自慢出来るものなら、大イバリで自慢して歩いたかもしれない素敵なお兄さん。
 
 
でも、学校で 「誰々が何々君を好きだ」 とか、そんな話がそこかしこで
秘密っぽく囁かれるようになって、チェギョンは周りを見渡してみると
みんなの言う 「好き」 というのは、自分がオッパに思う気持ちに似てる事に気がついた。
 
何かをしてあげたいとか、喜んでもらいたいとか
目が合うと嬉しいとか、話すとドキドキするのだとか
好きな人と同じものが欲しくて、同じ事をしたくて、だとか。
 
 
そういう気持ちは、いつもオッパに感じていたモノだったから。
 
 
そう思ったら、楽しみにしていたオッパと会える夢を見るのが、ちょっとだけ怖くなった。

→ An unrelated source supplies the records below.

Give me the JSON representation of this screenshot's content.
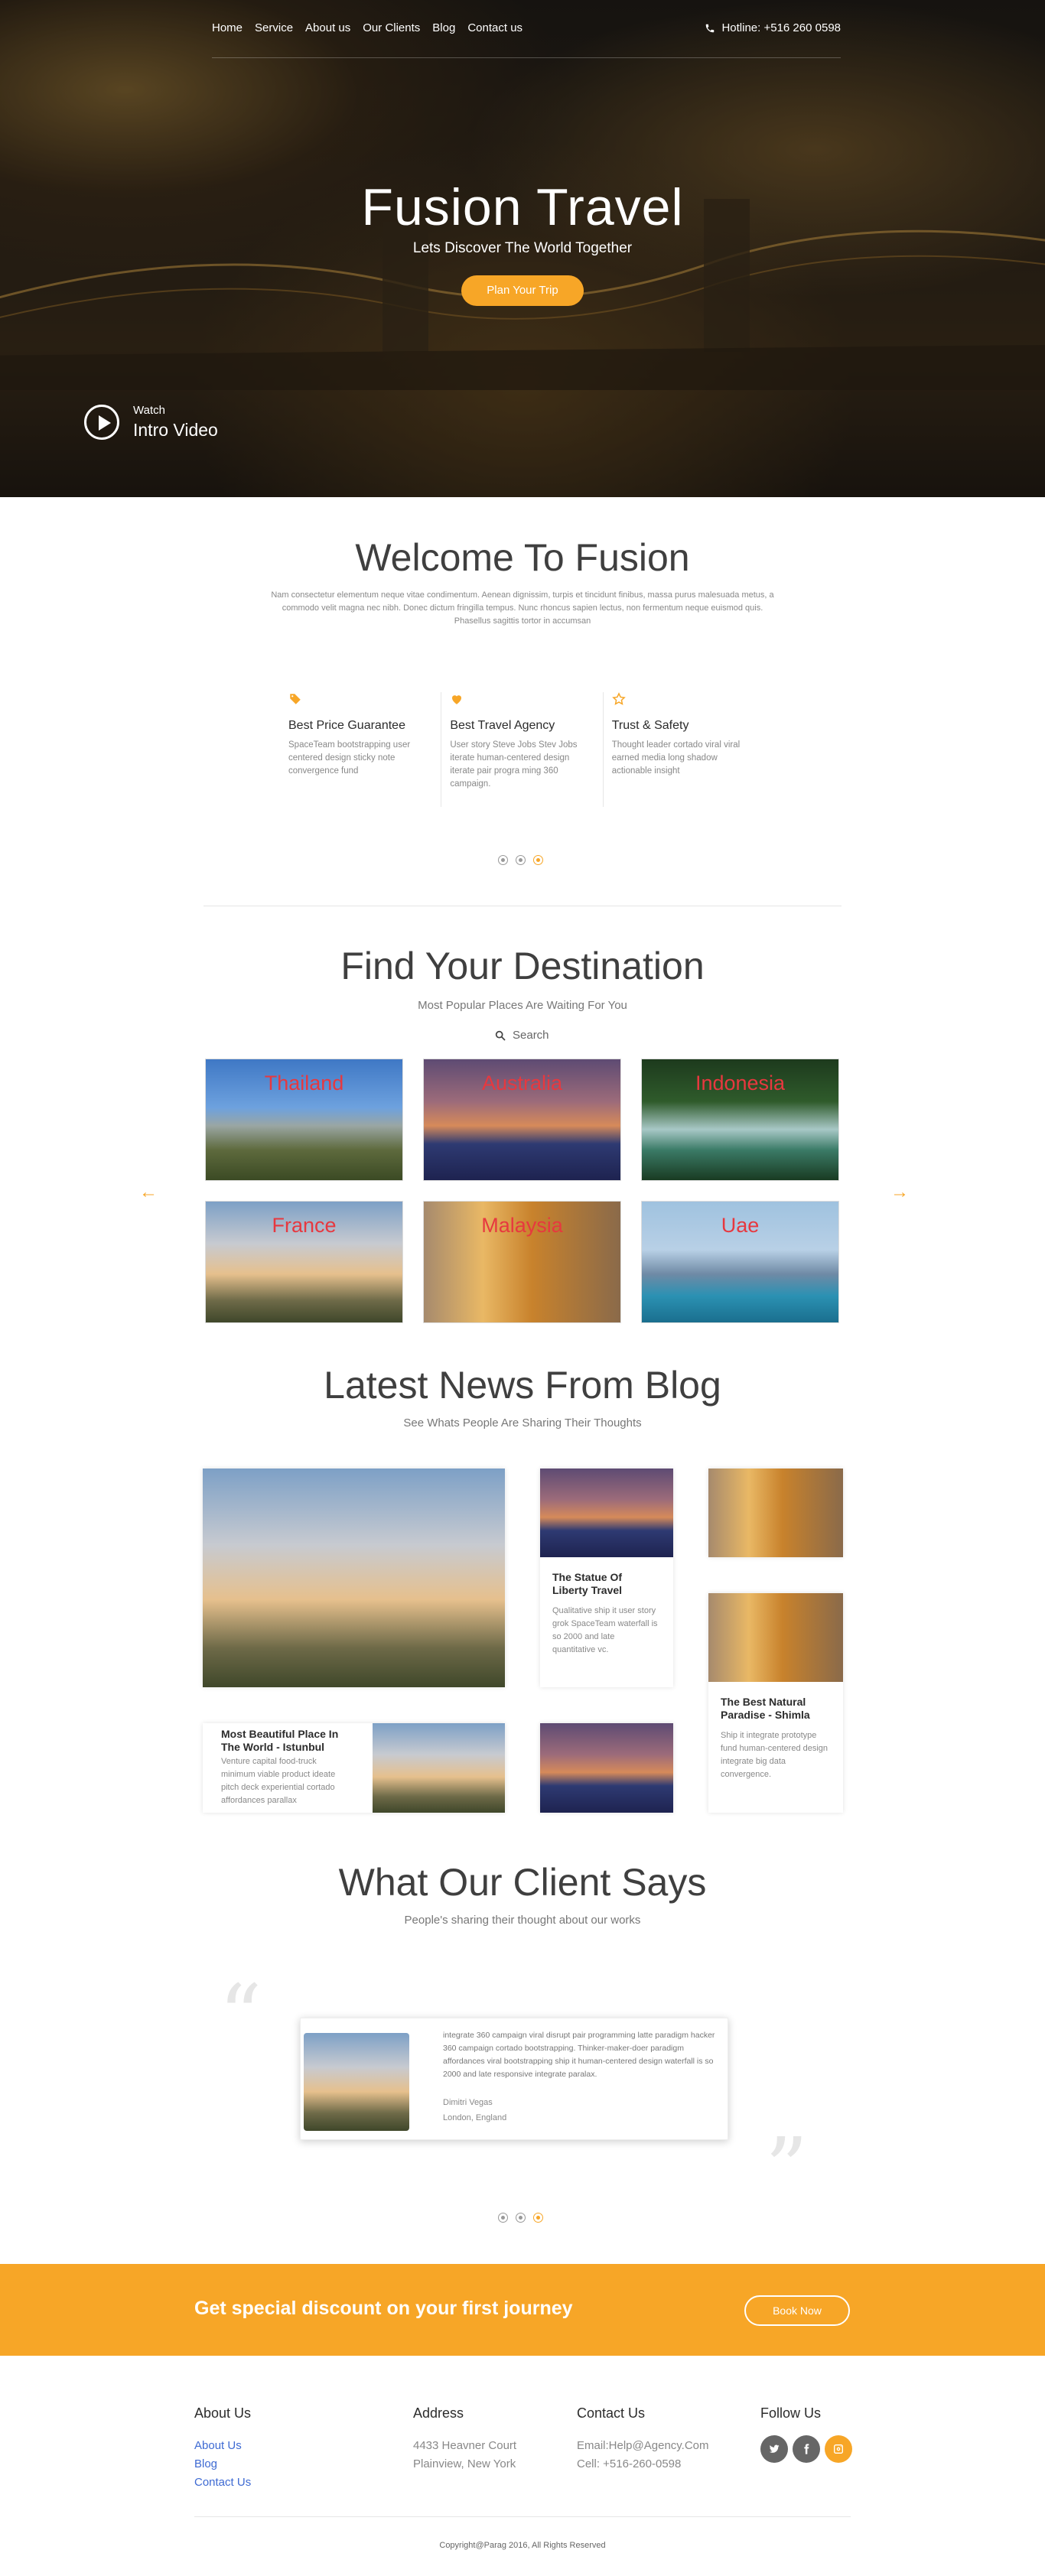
{
  "nav": {
    "items": [
      "Home",
      "Service",
      "About us",
      "Our Clients",
      "Blog",
      "Contact us"
    ],
    "hotline": "Hotline: +516 260 0598"
  },
  "hero": {
    "title": "Fusion Travel",
    "subtitle": "Lets Discover The World Together",
    "cta": "Plan Your Trip",
    "watch_label": "Watch",
    "watch_title": "Intro Video"
  },
  "welcome": {
    "title": "Welcome To Fusion",
    "text": "Nam consectetur elementum neque vitae condimentum. Aenean dignissim, turpis et tincidunt finibus, massa purus malesuada metus, a commodo velit magna nec nibh. Donec dictum fringilla tempus. Nunc rhoncus sapien lectus, non fermentum neque euismod quis. Phasellus sagittis tortor in accumsan",
    "features": [
      {
        "icon": "price-tag-icon",
        "title": "Best Price Guarantee",
        "text": "SpaceTeam bootstrapping user centered design sticky note convergence fund"
      },
      {
        "icon": "heart-icon",
        "title": "Best Travel Agency",
        "text": "User story Steve Jobs Stev Jobs iterate human-centered design iterate pair progra ming 360 campaign."
      },
      {
        "icon": "star-icon",
        "title": "Trust & Safety",
        "text": "Thought leader cortado viral viral earned media long shadow actionable insight"
      }
    ]
  },
  "destinations": {
    "title": "Find Your Destination",
    "subtitle": "Most Popular Places Are Waiting For You",
    "search_label": "Search",
    "items": [
      "Thailand",
      "Australia",
      "Indonesia",
      "France",
      "Malaysia",
      "Uae"
    ]
  },
  "blog": {
    "title": "Latest News From Blog",
    "subtitle": "See Whats People Are Sharing Their Thoughts",
    "posts": [
      {
        "title": "The Statue Of Liberty Travel",
        "text": "Qualitative ship it user story grok SpaceTeam waterfall is so 2000 and late quantitative vc."
      },
      {
        "title": "Most Beautiful Place In The World - Istunbul",
        "text": "Venture capital food-truck minimum viable product ideate pitch deck experiential cortado affordances parallax"
      },
      {
        "title": "The Best Natural Paradise - Shimla",
        "text": "Ship it integrate prototype fund human-centered design integrate big data convergence."
      }
    ]
  },
  "testimonials": {
    "title": "What Our Client Says",
    "subtitle": "People's sharing their thought about our works",
    "text": "integrate 360 campaign viral disrupt pair programming latte paradigm hacker 360 campaign cortado bootstrapping. Thinker-maker-doer paradigm affordances viral bootstrapping ship it human-centered design waterfall is so 2000 and late responsive integrate paralax.",
    "name": "Dimitri Vegas",
    "location": "London, England"
  },
  "banner": {
    "text": "Get special discount on your first journey",
    "button": "Book Now"
  },
  "footer": {
    "about_title": "About Us",
    "about_links": [
      "About Us",
      "Blog",
      "Contact Us"
    ],
    "address_title": "Address",
    "address_lines": [
      "4433 Heavner Court",
      "Plainview, New York"
    ],
    "contact_title": "Contact Us",
    "contact_lines": [
      "Email:Help@Agency.Com",
      "Cell: +516-260-0598"
    ],
    "follow_title": "Follow Us",
    "copyright": "Copyright@Parag 2016, All Rights Reserved"
  },
  "colors": {
    "accent": "#f7a627",
    "text": "#3f3f3f",
    "destination_label": "#e7383f"
  }
}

けれども。いざ夢で会えると次の日は一日中ウキウキしてしまうくらい嬉しくもあった。
 
 
綺麗なオッパに、自分がどう見えているのか気になりだしたのも、それからだった。
 
 
あんなに綺麗な人は見たことなくて、テレビの中にもいないくらいなのに
自分はなんて普通で、なんてつまらない女の子なのだろう。そう思って悲しくなった。
 
でも、そんな自分をオッパに知られるのは恥ずかしいような気持ちがして
一生懸命普段通りに明るく振舞ってみたりした。
 
 
夢の中で、オッパの懐に抱かれても、少しもきまり悪くも恥ずかしくも思わなかった筈なのに
この頃では、オッパにそうされると、なんだか顔がポゥと熱くなった。
 
 
 
ずっと、もう何年も、オッパだけがチェギョンの支えで救いだったけれど
今ではそれ以上の人なので、もう夢の中だとか、そういうこともどうでも良くなっていた。
 
チェギョンの現実は辛すぎたから、夢と現実を分けて考える事は出来なくなっていたし
出来たとしても、したくなかった。唯一の甘い時間を手放す事など到底無理だったのだ。
 
 
 
「オッパ。お祖父ちゃま、死んじゃったよ?私はどうすればいい?
お祖父ちゃまと同じように煙になってしまえたら、本当のオッパに会えるのかなぁ?
夢で時々会うんじゃなくて、ずっとずっと、一緒にいられるのかなぁ?」
 
 
オッパは500年前の韓国の王子様だって言っていた。
それならきっと、今は天国にいるんだろうと思う。
祖父も今日、そこへ旅立ってしまった。
覚えてはいないけれど、両親もそこにいるのだと思う。
 
 
 
私の大事な人はみんな天国で、私だけがこんな寒くて暗いところにいる。
 
 
「みんなの所に行きたいよぉ・・・・・。」
 
 
 
絵の上手なチェギョンが、一生懸命描いたシンの似顔絵が
そんなチェギョンの言葉に、ニッコリ微笑んだような気がした。